Designated driver service uses BMWs to get volunteers
Members of the Kaiserslautern military community’s Armed Forces Against Drunk Driving hope a cool set of wheels will entice more volunteers to come out for weekend duty.
Designated drivers will have the chance to drive a new BMW, on loan from Pentagon Car Sales in Ramstein-Miesenbach. In a gesture to help out the military, the car agency last month set aside three new BMWs for the group to use on Friday and Saturday nights. Volunteers will pick up the fully gassed cars at the start of their Friday night shift and return them Sunday.
The BMWs will be on loan to AADD for three to four months, after which they’ll be swapped out with new models, said Gary Ashmore of Pentagon Car Sales.
The only caveat: no drunk passengers.
But even when AADD drivers were using their own cars, they didn’t shuttle drunks, members said.
"Two drivers go out and we pick them and their vehicle up," said Senior Airman Benjamin Rongey, the organization’s new president. One volunteer drives the intoxicated person home in his or her own vehicle, and the other volunteer follows.
Getting enough volunteers was sometimes a challenge, Rongey and others said. Squadrons would sign up months in advance for a weekend and sometimes would call at the last minute saying no one was available. Typically, the lowest-ranking airmen in a squadron would be told they had to volunteer, said former AADD president Staff Sgt. Chris Gilbert. And volunteering could be expensive, especially when gas prices were high, as airmen previously had to use their own car and gas.
"There were nights last year we had to shut down entirely" due to lack of volunteers, Rongey said.
AADD needs about 10 to 12 people per night. Shifts run from 11 p.m. to 5 a.m. Friday and Saturday. Volunteers meet upstairs in the Ramstein Enlisted Club’s Conference Room. This year, the organization has fielded more than 1,700 calls, taking between 20 and 30 people home on average. Call them at 0631-536-AADD (2233).

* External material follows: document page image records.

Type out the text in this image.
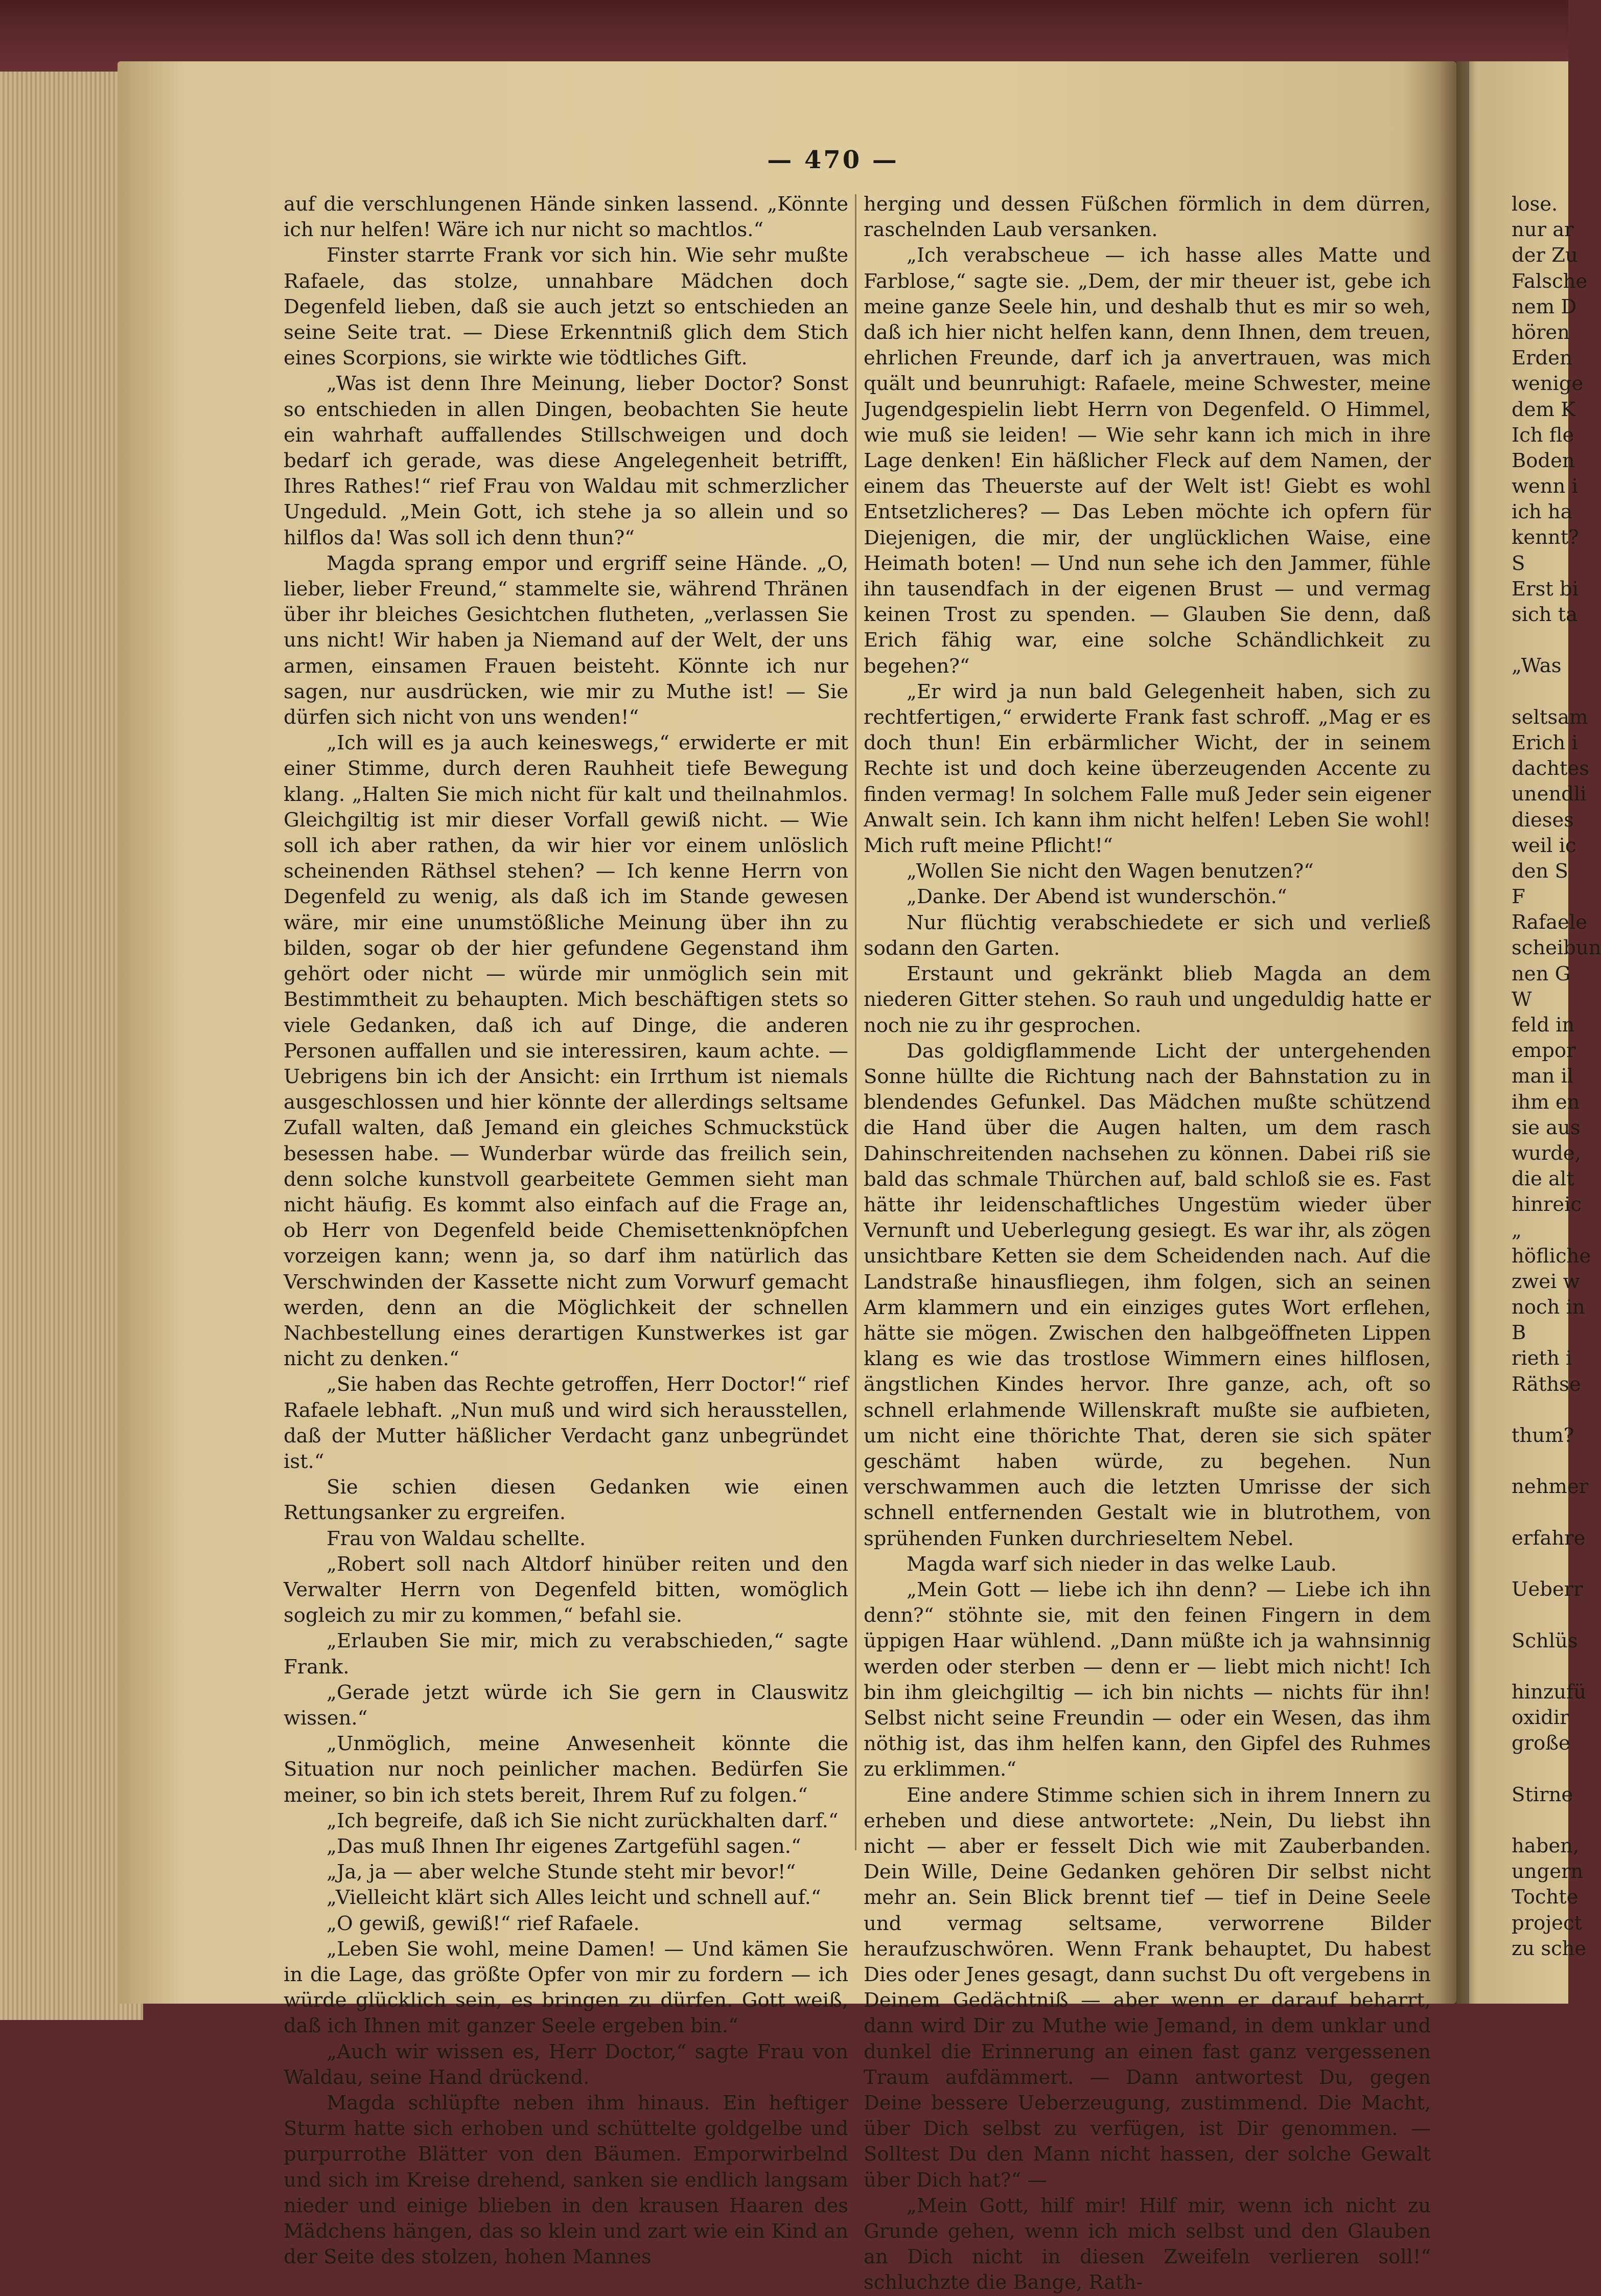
— 470 —

auf die verschlungenen Hände sinken lassend. „Könnte ich nur helfen! Wäre ich nur nicht so machtlos.“

Finster starrte Frank vor sich hin. Wie sehr mußte Rafaele, das stolze, unnahbare Mädchen doch Degenfeld lieben, daß sie auch jetzt so entschieden an seine Seite trat. — Diese Erkenntniß glich dem Stich eines Scorpions, sie wirkte wie tödtliches Gift.

„Was ist denn Ihre Meinung, lieber Doctor? Sonst so entschieden in allen Dingen, beobachten Sie heute ein wahrhaft auffallendes Stillschweigen und doch bedarf ich gerade, was diese Angelegenheit betrifft, Ihres Rathes!“ rief Frau von Waldau mit schmerzlicher Ungeduld. „Mein Gott, ich stehe ja so allein und so hilflos da! Was soll ich denn thun?“

Magda sprang empor und ergriff seine Hände. „O, lieber, lieber Freund,“ stammelte sie, während Thränen über ihr bleiches Gesichtchen flutheten, „verlassen Sie uns nicht! Wir haben ja Niemand auf der Welt, der uns armen, einsamen Frauen beisteht. Könnte ich nur sagen, nur ausdrücken, wie mir zu Muthe ist! — Sie dürfen sich nicht von uns wenden!“

„Ich will es ja auch keineswegs,“ erwiderte er mit einer Stimme, durch deren Rauhheit tiefe Bewegung klang. „Halten Sie mich nicht für kalt und theilnahmlos. Gleichgiltig ist mir dieser Vorfall gewiß nicht. — Wie soll ich aber rathen, da wir hier vor einem unlöslich scheinenden Räthsel stehen? — Ich kenne Herrn von Degenfeld zu wenig, als daß ich im Stande gewesen wäre, mir eine unumstößliche Meinung über ihn zu bilden, sogar ob der hier gefundene Gegenstand ihm gehört oder nicht — würde mir unmöglich sein mit Bestimmtheit zu behaupten. Mich beschäftigen stets so viele Gedanken, daß ich auf Dinge, die anderen Personen auffallen und sie interessiren, kaum achte. — Uebrigens bin ich der Ansicht: ein Irrthum ist niemals ausgeschlossen und hier könnte der allerdings seltsame Zufall walten, daß Jemand ein gleiches Schmuckstück besessen habe. — Wunderbar würde das freilich sein, denn solche kunstvoll gearbeitete Gemmen sieht man nicht häufig. Es kommt also einfach auf die Frage an, ob Herr von Degenfeld beide Chemisettenknöpfchen vorzeigen kann; wenn ja, so darf ihm natürlich das Verschwinden der Kassette nicht zum Vorwurf gemacht werden, denn an die Möglichkeit der schnellen Nachbestellung eines derartigen Kunstwerkes ist gar nicht zu denken.“

„Sie haben das Rechte getroffen, Herr Doctor!“ rief Rafaele lebhaft. „Nun muß und wird sich herausstellen, daß der Mutter häßlicher Verdacht ganz unbegründet ist.“

Sie schien diesen Gedanken wie einen Rettungsanker zu ergreifen.

Frau von Waldau schellte.

„Robert soll nach Altdorf hinüber reiten und den Verwalter Herrn von Degenfeld bitten, womöglich sogleich zu mir zu kommen,“ befahl sie.

„Erlauben Sie mir, mich zu verabschieden,“ sagte Frank.

„Gerade jetzt würde ich Sie gern in Clauswitz wissen.“

„Unmöglich, meine Anwesenheit könnte die Situation nur noch peinlicher machen. Bedürfen Sie meiner, so bin ich stets bereit, Ihrem Ruf zu folgen.“

„Ich begreife, daß ich Sie nicht zurückhalten darf.“

„Das muß Ihnen Ihr eigenes Zartgefühl sagen.“

„Ja, ja — aber welche Stunde steht mir bevor!“

„Vielleicht klärt sich Alles leicht und schnell auf.“

„O gewiß, gewiß!“ rief Rafaele.

„Leben Sie wohl, meine Damen! — Und kämen Sie in die Lage, das größte Opfer von mir zu fordern — ich würde glücklich sein, es bringen zu dürfen. Gott weiß, daß ich Ihnen mit ganzer Seele ergeben bin.“

„Auch wir wissen es, Herr Doctor,“ sagte Frau von Waldau, seine Hand drückend.

Magda schlüpfte neben ihm hinaus. Ein heftiger Sturm hatte sich erhoben und schüttelte goldgelbe und purpurrothe Blätter von den Bäumen. Emporwirbelnd und sich im Kreise drehend, sanken sie endlich langsam nieder und einige blieben in den krausen Haaren des Mädchens hängen, das so klein und zart wie ein Kind an der Seite des stolzen, hohen Mannes

herging und dessen Füßchen förmlich in dem dürren, raschelnden Laub versanken.

„Ich verabscheue — ich hasse alles Matte und Farblose,“ sagte sie. „Dem, der mir theuer ist, gebe ich meine ganze Seele hin, und deshalb thut es mir so weh, daß ich hier nicht helfen kann, denn Ihnen, dem treuen, ehrlichen Freunde, darf ich ja anvertrauen, was mich quält und beunruhigt: Rafaele, meine Schwester, meine Jugendgespielin liebt Herrn von Degenfeld. O Himmel, wie muß sie leiden! — Wie sehr kann ich mich in ihre Lage denken! Ein häßlicher Fleck auf dem Namen, der einem das Theuerste auf der Welt ist! Giebt es wohl Entsetzlicheres? — Das Leben möchte ich opfern für Diejenigen, die mir, der unglücklichen Waise, eine Heimath boten! — Und nun sehe ich den Jammer, fühle ihn tausendfach in der eigenen Brust — und vermag keinen Trost zu spenden. — Glauben Sie denn, daß Erich fähig war, eine solche Schändlichkeit zu begehen?“

„Er wird ja nun bald Gelegenheit haben, sich zu rechtfertigen,“ erwiderte Frank fast schroff. „Mag er es doch thun! Ein erbärmlicher Wicht, der in seinem Rechte ist und doch keine überzeugenden Accente zu finden vermag! In solchem Falle muß Jeder sein eigener Anwalt sein. Ich kann ihm nicht helfen! Leben Sie wohl! Mich ruft meine Pflicht!“

„Wollen Sie nicht den Wagen benutzen?“

„Danke. Der Abend ist wunderschön.“

Nur flüchtig verabschiedete er sich und verließ sodann den Garten.

Erstaunt und gekränkt blieb Magda an dem niederen Gitter stehen. So rauh und ungeduldig hatte er noch nie zu ihr gesprochen.

Das goldigflammende Licht der untergehenden Sonne hüllte die Richtung nach der Bahnstation zu in blendendes Gefunkel. Das Mädchen mußte schützend die Hand über die Augen halten, um dem rasch Dahinschreitenden nachsehen zu können. Dabei riß sie bald das schmale Thürchen auf, bald schloß sie es. Fast hätte ihr leidenschaftliches Ungestüm wieder über Vernunft und Ueberlegung gesiegt. Es war ihr, als zögen unsichtbare Ketten sie dem Scheidenden nach. Auf die Landstraße hinausfliegen, ihm folgen, sich an seinen Arm klammern und ein einziges gutes Wort erflehen, hätte sie mögen. Zwischen den halbgeöffneten Lippen klang es wie das trostlose Wimmern eines hilflosen, ängstlichen Kindes hervor. Ihre ganze, ach, oft so schnell erlahmende Willenskraft mußte sie aufbieten, um nicht eine thörichte That, deren sie sich später geschämt haben würde, zu begehen. Nun verschwammen auch die letzten Umrisse der sich schnell entfernenden Gestalt wie in blutrothem, von sprühenden Funken durchrieseltem Nebel.

Magda warf sich nieder in das welke Laub.

„Mein Gott — liebe ich ihn denn? — Liebe ich ihn denn?“ stöhnte sie, mit den feinen Fingern in dem üppigen Haar wühlend. „Dann müßte ich ja wahnsinnig werden oder sterben — denn er — liebt mich nicht! Ich bin ihm gleichgiltig — ich bin nichts — nichts für ihn! Selbst nicht seine Freundin — oder ein Wesen, das ihm nöthig ist, das ihm helfen kann, den Gipfel des Ruhmes zu erklimmen.“

Eine andere Stimme schien sich in ihrem Innern zu erheben und diese antwortete: „Nein, Du liebst ihn nicht — aber er fesselt Dich wie mit Zauberbanden. Dein Wille, Deine Gedanken gehören Dir selbst nicht mehr an. Sein Blick brennt tief — tief in Deine Seele und vermag seltsame, verworrene Bilder heraufzuschwören. Wenn Frank behauptet, Du habest Dies oder Jenes gesagt, dann suchst Du oft vergebens in Deinem Gedächtniß — aber wenn er darauf beharrt, dann wird Dir zu Muthe wie Jemand, in dem unklar und dunkel die Erinnerung an einen fast ganz vergessenen Traum aufdämmert. — Dann antwortest Du, gegen Deine bessere Ueberzeugung, zustimmend. Die Macht, über Dich selbst zu verfügen, ist Dir genommen. — Solltest Du den Mann nicht hassen, der solche Gewalt über Dich hat?“ —

„Mein Gott, hilf mir! Hilf mir, wenn ich nicht zu Grunde gehen, wenn ich mich selbst und den Glauben an Dich nicht in diesen Zweifeln verlieren soll!“ schluchzte die Bange, Rath-

lose.
nur ar
der Zu
Falsche
nem D
hören
Erden
wenige
dem K
Ich fle
Boden
wenn i
ich ha
kennt?
S
Erst bi
sich ta
„Was
seltsam
Erich i
dachtes
unendli
dieses
weil ic
den S
F
Rafaele
scheibun
nen G
W
feld in
empor
man il
ihm en
sie aus
wurde,
die alt
hinreic
„
höfliche
zwei w
noch in
B
rieth i
Räthse
thum?
nehmer
erfahre
Ueberr
Schlüs
hinzufü
oxidir
große
Stirne
haben,
ungern
Tochte
project
zu sche
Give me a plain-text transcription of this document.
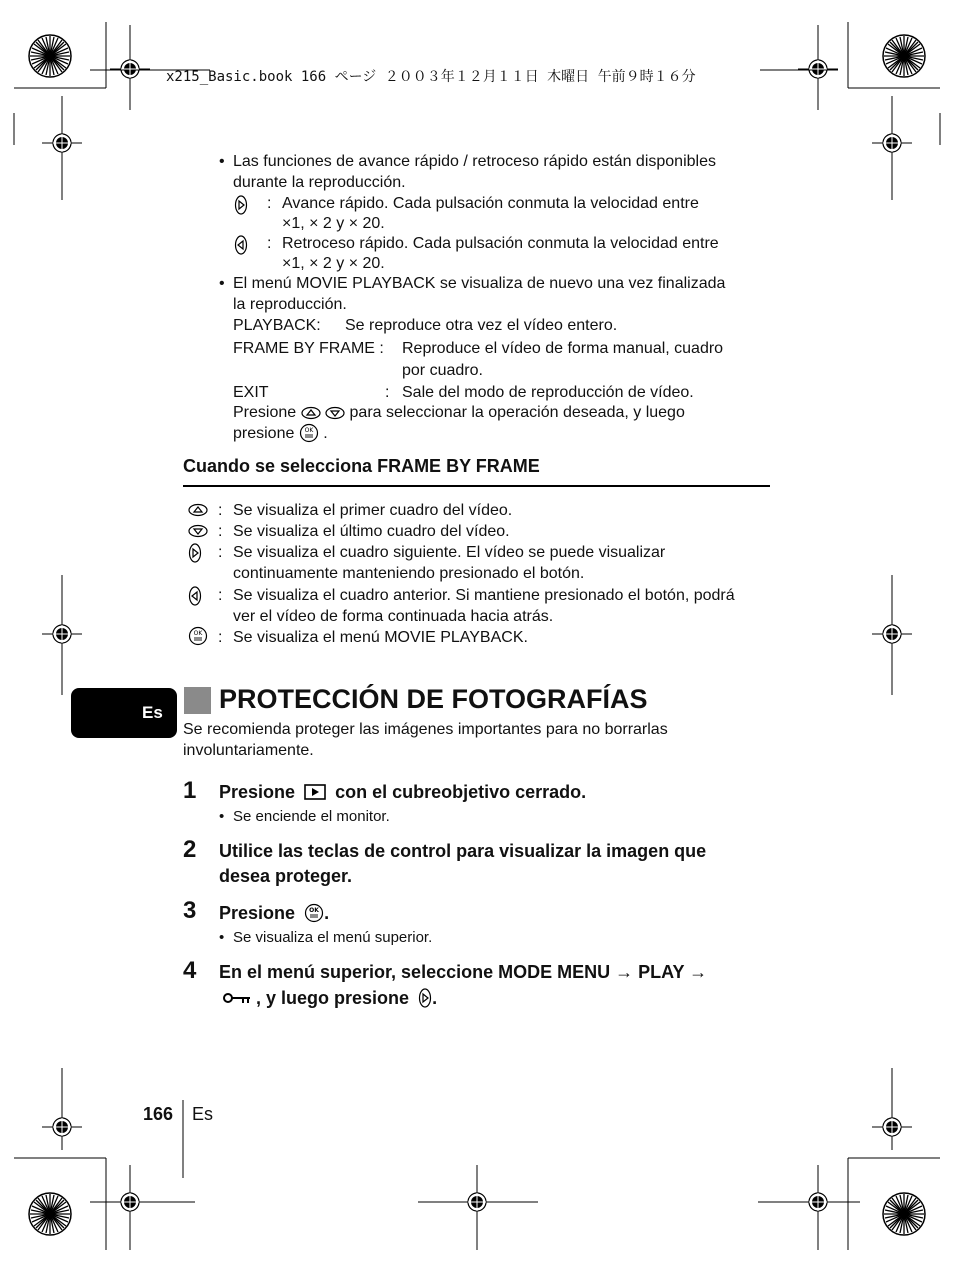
x215_Basic.book 166 ページ ２００３年１２月１１日 木曜日 午前９時１６分
• Las funciones de avance rápido / retroceso rápido están disponibles
durante la reproducción.
: Avance rápido. Cada pulsación conmuta la velocidad entre
×1, × 2 y × 20.
: Retroceso rápido. Cada pulsación conmuta la velocidad entre
×1, × 2 y × 20.
• El menú MOVIE PLAYBACK se visualiza de nuevo una vez finalizada
la reproducción.
PLAYBACK: Se reproduce otra vez el vídeo entero.
FRAME BY FRAME : Reproduce el vídeo de forma manual, cuadro
por cuadro.
EXIT	: Sale del modo de reproducción de vídeo.
Presione	para seleccionar la operación deseada, y luego
presione OK .
Cuando se selecciona FRAME BY FRAME
: Se visualiza el primer cuadro del vídeo.
: Se visualiza el último cuadro del vídeo.
: Se visualiza el cuadro siguiente. El vídeo se puede visualizar
continuamente manteniendo presionado el botón.
: Se visualiza el cuadro anterior. Si mantiene presionado el botón, podrá
ver el vídeo de forma continuada hacia atrás.
OK : Se visualiza el menú MOVIE PLAYBACK.
Es PROTECCIÓN DE FOTOGRAFÍAS
Se recomienda proteger las imágenes importantes para no borrarlas
involuntariamente.
1 Presione con el cubreobjetivo cerrado.
• Se enciende el monitor.
2 Utilice las teclas de control para visualizar la imagen que
desea proteger.
3 Presione OK .
• Se visualiza el menú superior.
4 En el menú superior, seleccione MODE MENU → PLAY →
, y luego presione .
166 Es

Base officials at Ramstein say AADD is just one tool the military is using in the Kaiserslautern military community to combat drinking and driving. Since November, Air Force security forces have conducted 36 random DUI checkpoints at across the community.
So far in 2009, DUIs are down more than 32 percent compared to last year, according to base officials at Ramstein. No one to date has been arrested on the spot for a DUI at a checkpoint, but base officials believe the program has a deterrent effect.